Greedy Transition-based Dependency Parsing with Stack-LSTMs
Abstract
We introduce a greedy transition-based parser that learns representations of parser states using recurrent neural networks. Our primary innovation that enables us to do this efficiently is a new control structure for sequence-to-sequence neural networks---the stack LSTM. Like the conventional stack data structures used in transition-based parsing, elements
can be pushed to or popped from the top of the stack in constant time, but, in
addition, an LSTM maintains a continuous space embedding of the stack contents.

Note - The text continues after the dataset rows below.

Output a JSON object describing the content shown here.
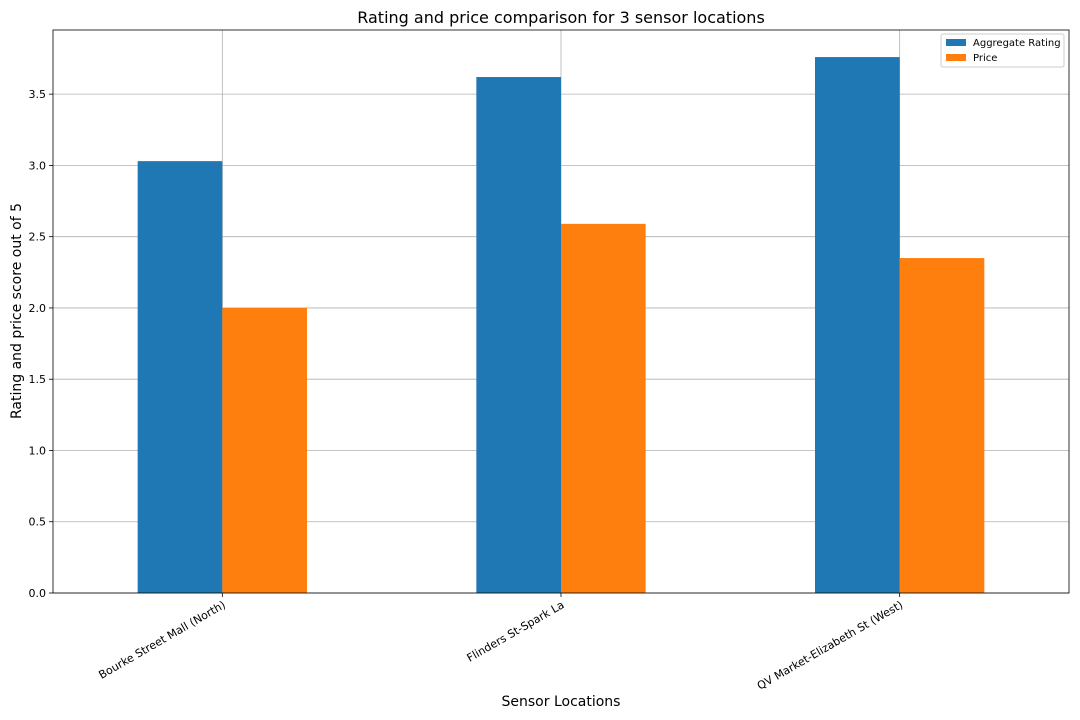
{
  "chart_data": {
    "type": "bar",
    "title": "Rating and price comparison for 3 sensor locations",
    "xlabel": "Sensor Locations",
    "ylabel": "Rating and price score out of 5",
    "categories": [
      "Bourke Street Mall (North)",
      "Flinders St-Spark La",
      "QV Market-Elizabeth St (West)"
    ],
    "series": [
      {
        "name": "Aggregate Rating",
        "values": [
          3.03,
          3.62,
          3.76
        ],
        "color": "#1f77b4"
      },
      {
        "name": "Price",
        "values": [
          2.0,
          2.59,
          2.35
        ],
        "color": "#ff7f0e"
      }
    ],
    "ylim": [
      0,
      3.95
    ],
    "yticks": [
      0.0,
      0.5,
      1.0,
      1.5,
      2.0,
      2.5,
      3.0,
      3.5
    ],
    "grid": true,
    "legend_position": "top-right"
  }
}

We demonstrate that the stack LSTM help to capture three facets of
a parser's state in an efficient way: (i) unbounded look-ahead into the buffer of incoming words, (ii) the complete history of transition actions taken by the parser,
and (iii) the complete contents of the stack of partially built tree
fragments, including their internal structures. In addition, we
compare two different word representations: (i) standard word vectors
based on look-up tables and (ii) character-based models of words. While the former vector model works well in all languages, the latter improves the
handling of out-of-vocabulary words particularly in morphologically rich languages. Finally, we discuss the use of dynamic oracles in training the parser. These yield state-of-the-art performance, showing that it is possible to achieve one of the best-published results with a linear greedy transition-based parser.